The only scenario in which parents could be completely wrongly suspected (ie with absolutely zero other concerning factors) would be non accidental injury of a child where the child had a hidden condition that caused the injury, or possibly physical signs of sexual abuse that are also caused by a hidden condition. In cases of non accidental injury such as shaken babies or multiple fractures they do dozens of tests to rule out every obscure condition you can think of.
Judges are not stupid and they do not roll over and do as they are told by social workers. Judges are sceptical and very aware of the gravity of their decisions. Additionally there are usually four lawyers involved in any care proceedings case, and each lawyer will have other lawyers working on the case too. There are many many people working on care proceedings cases in addition to social workers.
Care proceedings are not easy or straightforward, nothing gets done without rigorous evidence. I've never seen children taken into care where there wasn't significant evidence of harm but I've certainly seen lots of parents who believe they have done nothing wrong.

0nline · 04/12/2016 09:21

haystack

How anybody can condone, aid, or advise people to leave the country after the Lianne Smith case is beyond me.

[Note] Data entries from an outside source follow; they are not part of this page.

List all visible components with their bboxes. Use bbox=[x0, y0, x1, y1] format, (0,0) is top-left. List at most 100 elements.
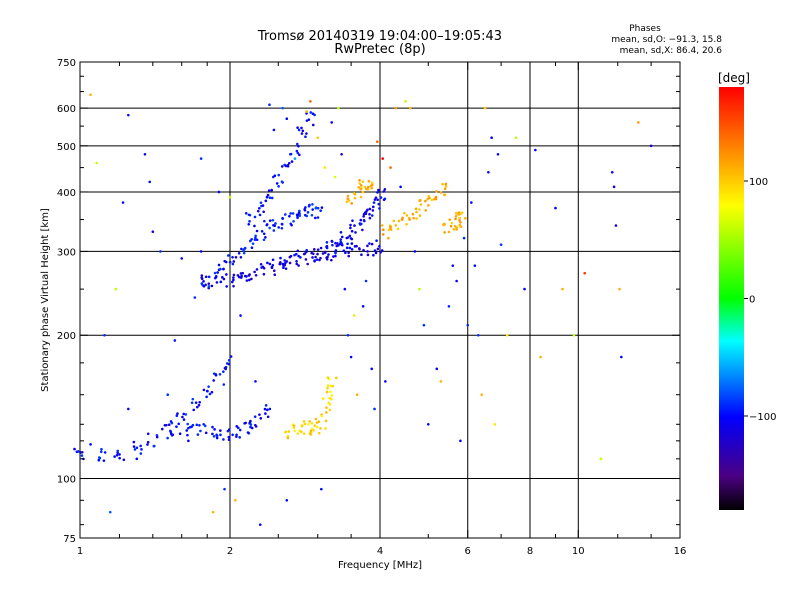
chart-subtitle: RwPretec (8p) bbox=[334, 42, 425, 57]
scatter-dot bbox=[343, 287, 347, 291]
echo-dot bbox=[266, 408, 269, 412]
echo-dot bbox=[348, 246, 352, 250]
echo-dot bbox=[278, 262, 281, 266]
echo-dot bbox=[330, 239, 334, 243]
echo-dot bbox=[339, 238, 343, 241]
echo-dot bbox=[447, 230, 451, 234]
scatter-dot bbox=[151, 230, 155, 234]
scatter-dot bbox=[483, 106, 487, 110]
echo-dot bbox=[207, 282, 211, 285]
echo-dot bbox=[328, 396, 331, 400]
echo-dot bbox=[458, 216, 461, 220]
echo-dot bbox=[346, 242, 349, 246]
echo-dot bbox=[430, 198, 434, 202]
echo-dot bbox=[175, 414, 179, 418]
echo-dot bbox=[326, 386, 329, 390]
echo-dot bbox=[268, 196, 272, 199]
echo-dot bbox=[307, 422, 310, 426]
echo-dot bbox=[198, 400, 201, 404]
echo-dot bbox=[367, 179, 371, 183]
echo-dot bbox=[215, 281, 219, 284]
echo-dot bbox=[212, 372, 216, 375]
scatter-dot bbox=[505, 333, 509, 337]
scatter-dot bbox=[599, 457, 603, 461]
scatter-dot bbox=[490, 136, 493, 140]
echo-dot bbox=[303, 252, 307, 255]
scatter-dot bbox=[496, 152, 500, 156]
echo-dot bbox=[454, 217, 457, 221]
echo-dot bbox=[290, 223, 293, 227]
echo-dot bbox=[286, 436, 290, 440]
echo-dot bbox=[418, 214, 422, 217]
echo-dot bbox=[345, 246, 349, 250]
echo-dot bbox=[249, 423, 253, 426]
echo-dot bbox=[247, 213, 251, 217]
echo-dot bbox=[216, 271, 219, 274]
echo-dot bbox=[434, 195, 438, 199]
echo-dot bbox=[200, 274, 204, 277]
colorbar-tick-label: 100 bbox=[749, 177, 768, 188]
echo-dot bbox=[347, 254, 351, 258]
echo-dot bbox=[155, 435, 159, 439]
colorbar-tick-label: −100 bbox=[749, 412, 776, 423]
echo-dot bbox=[330, 394, 333, 397]
scatter-dot bbox=[539, 355, 542, 359]
y-axis-ticks: 75 100 200 300 400 500 600 750 bbox=[57, 58, 680, 545]
scatter-dot bbox=[499, 243, 503, 246]
echo-dot bbox=[450, 221, 454, 225]
echo-dot bbox=[297, 128, 301, 132]
echo-dot bbox=[195, 423, 199, 427]
echo-dot bbox=[353, 224, 356, 227]
echo-dot bbox=[282, 266, 285, 270]
scatter-dot bbox=[459, 439, 462, 443]
echo-dot bbox=[97, 458, 101, 462]
echo-dot bbox=[146, 440, 150, 444]
echo-dot bbox=[372, 253, 375, 257]
echo-dot bbox=[250, 237, 253, 241]
echo-dot bbox=[375, 239, 378, 242]
echo-dot bbox=[293, 429, 297, 433]
echo-dot bbox=[239, 255, 243, 259]
echo-dot bbox=[387, 236, 390, 240]
echo-dot bbox=[424, 209, 428, 212]
echo-dot bbox=[327, 253, 330, 256]
echo-dot bbox=[116, 451, 119, 455]
echo-dot bbox=[380, 224, 384, 227]
echo-dot bbox=[396, 227, 400, 231]
echo-dot bbox=[394, 224, 398, 227]
echo-dot bbox=[219, 280, 223, 284]
echo-dot bbox=[297, 144, 300, 148]
scatter-dot bbox=[399, 185, 402, 189]
echo-dot bbox=[177, 422, 180, 426]
echo-dot bbox=[186, 422, 189, 426]
echo-dot bbox=[214, 373, 218, 377]
echo-dot bbox=[405, 214, 409, 217]
echo-dot bbox=[219, 433, 222, 437]
echo-dot bbox=[347, 251, 350, 255]
echo-dot bbox=[316, 252, 319, 256]
scatter-dot bbox=[108, 510, 112, 514]
echo-dot bbox=[331, 243, 334, 247]
echo-dot bbox=[277, 226, 281, 229]
echo-dot bbox=[371, 209, 375, 212]
echo-dot bbox=[329, 384, 333, 388]
echo-dot bbox=[280, 226, 284, 230]
echo-dot bbox=[116, 449, 120, 453]
scatter-dot bbox=[477, 333, 480, 337]
echo-dot bbox=[244, 211, 248, 215]
echo-dot bbox=[277, 185, 280, 188]
echo-dot bbox=[302, 432, 306, 435]
echo-dot bbox=[311, 208, 314, 211]
echo-dot bbox=[380, 249, 384, 252]
echo-dot bbox=[319, 256, 322, 260]
echo-dot bbox=[310, 421, 314, 425]
echo-dot bbox=[251, 242, 255, 245]
echo-dot bbox=[255, 268, 259, 271]
echo-dot bbox=[283, 259, 286, 262]
echo-dot bbox=[389, 228, 393, 231]
scatter-dot bbox=[426, 422, 430, 426]
echo-dot bbox=[295, 262, 299, 266]
echo-dot bbox=[349, 223, 352, 227]
echo-dot bbox=[225, 273, 228, 276]
echo-dot bbox=[222, 267, 225, 271]
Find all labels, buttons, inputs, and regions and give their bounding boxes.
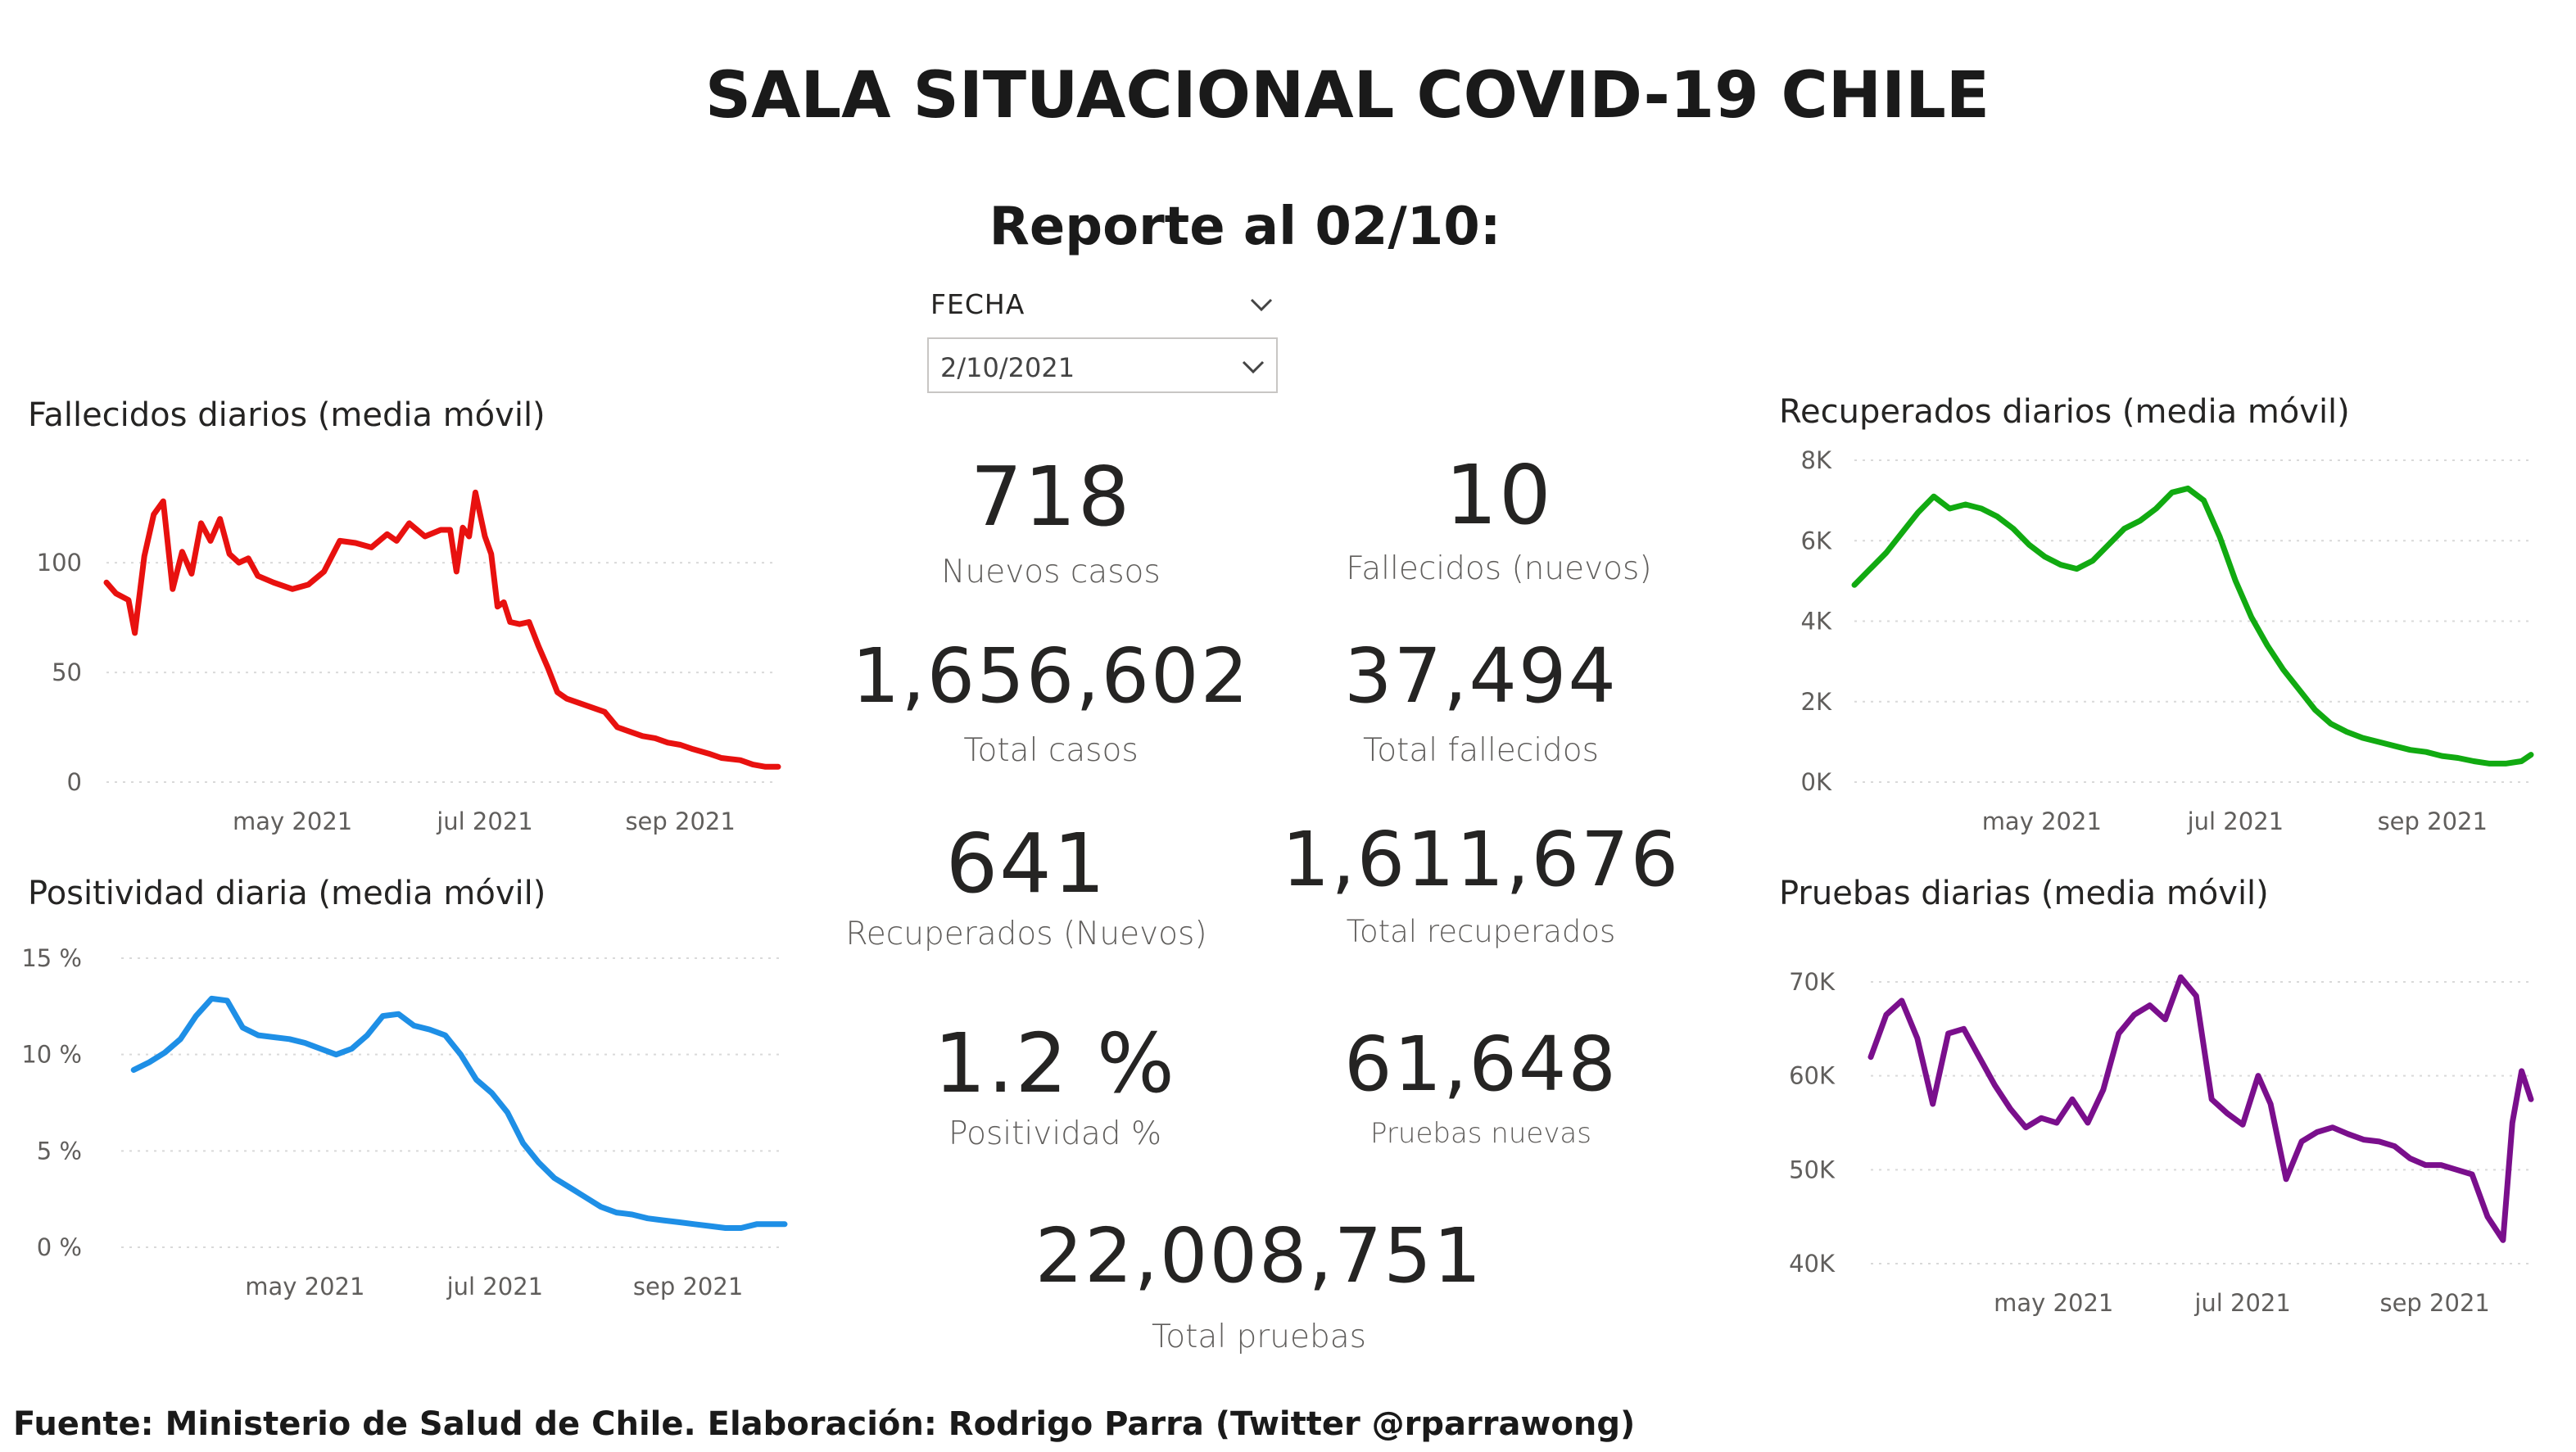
y-tick-label: 10 % xyxy=(21,1041,82,1069)
chevron-down-icon[interactable] xyxy=(1245,288,1278,321)
y-tick-label: 50K xyxy=(1789,1156,1836,1183)
y-tick-label: 2K xyxy=(1801,688,1832,716)
kpi-total-recovered-value: 1,611,676 xyxy=(1281,816,1681,903)
chart-deaths-title: Fallecidos diarios (media móvil) xyxy=(28,396,546,434)
series-line xyxy=(1867,974,2534,1243)
y-tick-label: 15 % xyxy=(21,944,82,972)
x-tick-label: may 2021 xyxy=(233,807,352,835)
x-tick-label: sep 2021 xyxy=(2378,807,2488,835)
x-tick-label: may 2021 xyxy=(1982,807,2102,835)
y-tick-label: 60K xyxy=(1789,1062,1836,1090)
chevron-down-icon xyxy=(1242,360,1265,374)
kpi-new-recovered-label: Recuperados (Nuevos) xyxy=(845,916,1207,952)
kpi-total-recovered-label: Total recuperados xyxy=(1346,914,1616,949)
source-footer: Fuente: Ministerio de Salud de Chile. El… xyxy=(13,1405,1636,1443)
chart-positivity-title: Positividad diaria (media móvil) xyxy=(28,875,546,912)
date-dropdown-value: 2/10/2021 xyxy=(940,352,1075,383)
dashboard-title: SALA SITUACIONAL COVID-19 CHILE xyxy=(704,59,1990,133)
y-tick-label: 8K xyxy=(1801,446,1832,474)
y-tick-label: 4K xyxy=(1801,608,1832,636)
x-tick-label: sep 2021 xyxy=(2379,1289,2489,1317)
chart-tests-title: Pruebas diarias (media móvil) xyxy=(1779,875,2269,912)
kpi-total-deaths-label: Total fallecidos xyxy=(1363,732,1599,769)
y-tick-label: 5 % xyxy=(37,1137,82,1165)
kpi-new-tests-value: 61,648 xyxy=(1344,1020,1618,1108)
report-date-heading: Reporte al 02/10: xyxy=(989,197,1501,257)
kpi-total-tests-label: Total pruebas xyxy=(1152,1319,1366,1355)
series-line xyxy=(130,995,788,1231)
x-tick-label: jul 2021 xyxy=(436,807,533,835)
chart-recovered-title: Recuperados diarios (media móvil) xyxy=(1779,393,2350,431)
kpi-new-cases-value: 718 xyxy=(970,449,1132,545)
series-line xyxy=(103,489,781,770)
series-line xyxy=(1851,485,2534,767)
y-tick-label: 40K xyxy=(1789,1250,1836,1278)
x-tick-label: may 2021 xyxy=(1994,1289,2113,1317)
y-tick-label: 70K xyxy=(1789,968,1836,996)
kpi-total-cases-value: 1,656,602 xyxy=(851,632,1251,720)
y-tick-label: 0 % xyxy=(37,1233,82,1261)
kpi-total-cases-label: Total casos xyxy=(963,732,1139,769)
date-dropdown[interactable]: 2/10/2021 xyxy=(927,337,1278,393)
y-tick-label: 50 xyxy=(52,658,82,686)
y-tick-label: 0 xyxy=(67,768,82,796)
kpi-new-tests-label: Pruebas nuevas xyxy=(1370,1117,1591,1150)
kpi-new-deaths-label: Fallecidos (nuevos) xyxy=(1346,550,1652,587)
x-tick-label: sep 2021 xyxy=(625,807,735,835)
y-tick-label: 6K xyxy=(1801,527,1832,554)
y-tick-label: 0K xyxy=(1801,768,1832,796)
x-tick-label: sep 2021 xyxy=(633,1273,743,1300)
kpi-new-deaths-value: 10 xyxy=(1445,447,1553,543)
kpi-new-cases-label: Nuevos casos xyxy=(941,554,1161,590)
x-tick-label: jul 2021 xyxy=(2187,807,2284,835)
date-filter-label: FECHA xyxy=(930,288,1025,320)
kpi-new-recovered-value: 641 xyxy=(945,816,1107,911)
kpi-total-tests-value: 22,008,751 xyxy=(1034,1212,1483,1300)
kpi-total-deaths-value: 37,494 xyxy=(1344,632,1618,720)
kpi-positivity-label: Positividad % xyxy=(948,1115,1162,1152)
x-tick-label: jul 2021 xyxy=(446,1273,544,1300)
x-tick-label: jul 2021 xyxy=(2193,1289,2291,1317)
y-tick-label: 100 xyxy=(37,549,82,577)
kpi-positivity-value: 1.2 % xyxy=(934,1015,1176,1111)
x-tick-label: may 2021 xyxy=(245,1273,364,1300)
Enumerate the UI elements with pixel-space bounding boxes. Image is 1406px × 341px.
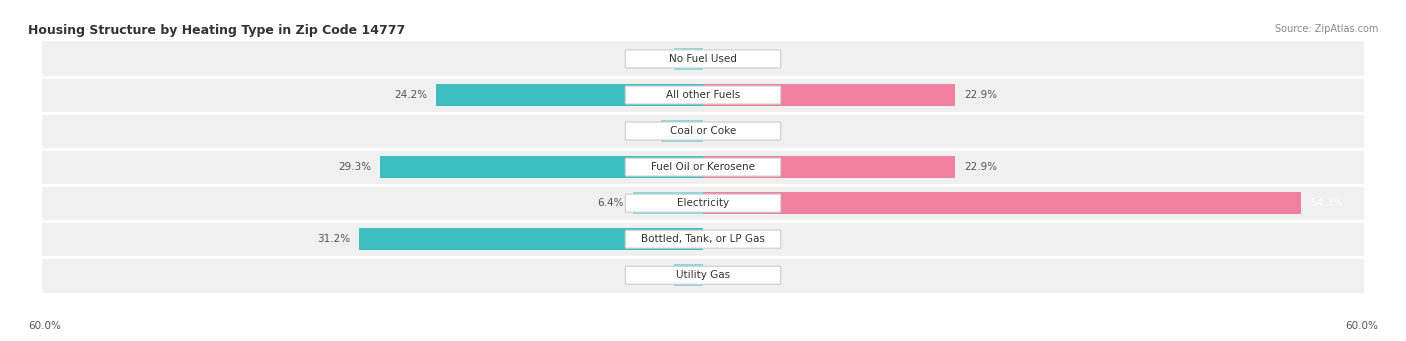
Text: 2.6%: 2.6% (640, 270, 665, 280)
Bar (42, 221, 1364, 257)
FancyBboxPatch shape (626, 122, 780, 140)
Bar (633, 192, 703, 214)
Bar (675, 264, 703, 286)
Text: 0.0%: 0.0% (711, 54, 738, 64)
Text: 24.2%: 24.2% (395, 90, 427, 100)
Bar (42, 41, 1364, 77)
Text: 60.0%: 60.0% (1346, 321, 1378, 330)
Text: 22.9%: 22.9% (965, 162, 997, 172)
Text: Electricity: Electricity (676, 198, 730, 208)
Text: Housing Structure by Heating Type in Zip Code 14777: Housing Structure by Heating Type in Zip… (28, 24, 405, 37)
Text: Fuel Oil or Kerosene: Fuel Oil or Kerosene (651, 162, 755, 172)
Text: 6.4%: 6.4% (598, 198, 624, 208)
Text: 3.8%: 3.8% (626, 126, 652, 136)
Bar (661, 120, 703, 142)
FancyBboxPatch shape (626, 194, 780, 212)
Bar (380, 156, 703, 178)
Text: 0.0%: 0.0% (711, 234, 738, 244)
Bar (42, 77, 1364, 113)
Text: 31.2%: 31.2% (318, 234, 350, 244)
Legend: Owner-occupied, Renter-occupied: Owner-occupied, Renter-occupied (581, 339, 825, 341)
Bar (703, 84, 955, 106)
Text: 22.9%: 22.9% (965, 90, 997, 100)
Bar (42, 257, 1364, 293)
FancyBboxPatch shape (626, 230, 780, 248)
Bar (675, 48, 703, 70)
Text: Utility Gas: Utility Gas (676, 270, 730, 280)
FancyBboxPatch shape (626, 50, 780, 68)
Text: Coal or Coke: Coal or Coke (669, 126, 737, 136)
Text: 0.0%: 0.0% (711, 126, 738, 136)
FancyBboxPatch shape (626, 266, 780, 284)
Bar (42, 113, 1364, 149)
Bar (703, 156, 955, 178)
Bar (42, 149, 1364, 185)
Bar (436, 84, 703, 106)
Bar (360, 228, 703, 250)
Text: 0.0%: 0.0% (711, 270, 738, 280)
Text: 60.0%: 60.0% (28, 321, 60, 330)
Text: 29.3%: 29.3% (339, 162, 371, 172)
Text: Source: ZipAtlas.com: Source: ZipAtlas.com (1274, 24, 1378, 34)
Text: All other Fuels: All other Fuels (666, 90, 740, 100)
FancyBboxPatch shape (626, 86, 780, 104)
Text: Bottled, Tank, or LP Gas: Bottled, Tank, or LP Gas (641, 234, 765, 244)
FancyBboxPatch shape (626, 158, 780, 176)
Text: 54.3%: 54.3% (1310, 198, 1343, 208)
Bar (703, 192, 1301, 214)
Text: No Fuel Used: No Fuel Used (669, 54, 737, 64)
Text: 2.6%: 2.6% (640, 54, 665, 64)
Bar (42, 185, 1364, 221)
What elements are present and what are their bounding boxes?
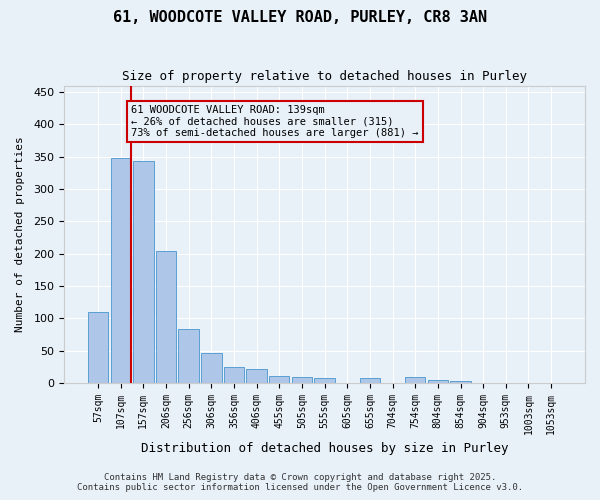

No matter how convincing adults may be about their innocence, children rely on other adults to remember that not everybody is very good at telling the truth. Or even seeing the truth under all the lies they have told themselves for years. Reframing reality into social services "stealing their children", being taken out of an abusive home and being put into foster care as "a fate worse than death".

What would I do ?

Contact Spero. And follow her advice to the letter.

malificent7 · 04/12/2016 10:57

I know that sometimes it is necassary to take kids away from parents but why are they adopted without parents consent?
Imo the best thing to do would place them in loving foster homes. I have no issue with parents giving kids up for adoption.
Taking children away from parents whi are struggling and THEN giving them to another couple/ parent is a real kick in the teeth for bith parents.